As data scientists, we are always pursuing “The Best” machine learning model that solves the problem at hand. To evaluate the performance of our model, we choose the appropriate statistical metric. We work on building the model that results in the best accuracy score, the R_squared score that is closest to 1, or the best Precision and Recall.

If you’re working in research, statistical metrics are the most important, and you should focus solely on these. But, if you’re like the majority of data scientists, working in a business that relies on data mining to provide better solutions to its customers, then you should go further.

In the end, a “Good” machine learning model is one that performs well on unseen data and helps the business move forward to provide customers with more innovative solutions that are backed by data.

Two Types of Model Evaluation

There are two types of model evaluation metrics. Each metric addresses a different side of the business problem we are dealing with. Evaluating your model on both metrics ensures that you’re doing the right job for the business.

Intrinsic Evaluation

Intrinsic evaluation metrics care about the model’s success in performing the required task. How accurate is the model in classifying spam or ham emails? Or How accurately does it predict the demand for items in our stores? This is what we were trained to focus on, and I think we are comfortable to a great extent in choosing the right intrinsic metric for evaluating our model. But in business, this isn’t just enough.

Extrinsic Evaluation

On the other hand, Extrinsic evaluation focuses on the model’s success in performing the final business objective. How does it support the company in delivering better services to the customer? or How much time does it save our users?

Let’s consider a spam detection model as an example. The intrinsic evaluation metric will be Precision and Recall. While the extrinsic metric that the company cares about will be the amount of time users spend on spam emails. Or the time a user wasted because a genuine email went to their spam folder.

If the extrinsic model evaluation is what matters, why do intrinsic evaluation at all?

In industrial projects, Machine Learning models are built to provide solutions for business problems or to improve the services that companies provide. This means that the most important metric in the model evaluation process should be the extrinsic metric because it has a direct impact on the business objectives.

If so, why bother doing an intrinsic evaluation of our model?

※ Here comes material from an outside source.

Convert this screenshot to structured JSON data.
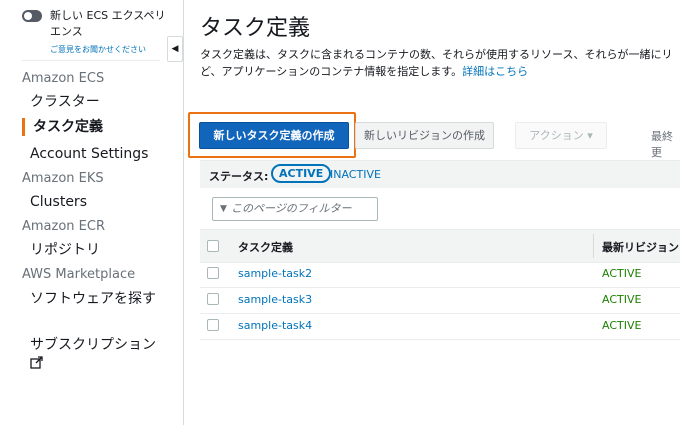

For two reasons. First, extrinsic evaluation is a much more expensive process, as it involves decision-makers and executives outside the AI team. So, it’s easier to perform an intrinsic evaluation.

Second, intrinsic evaluation can serve as a proxy for extrinsic evaluation. Bad results in intrinsic evaluation often imply bad extrinsic evaluation results. The opposite is rarely true. Intrinsic evaluation metrics can help us predict the model’s performance when evaluated on extrinsic metrics, and enable us to make quick iterations to reach a better model with minimal cost. And only after reaching good results in the intrinsic evaluation should we pursue the extrinsic evaluation.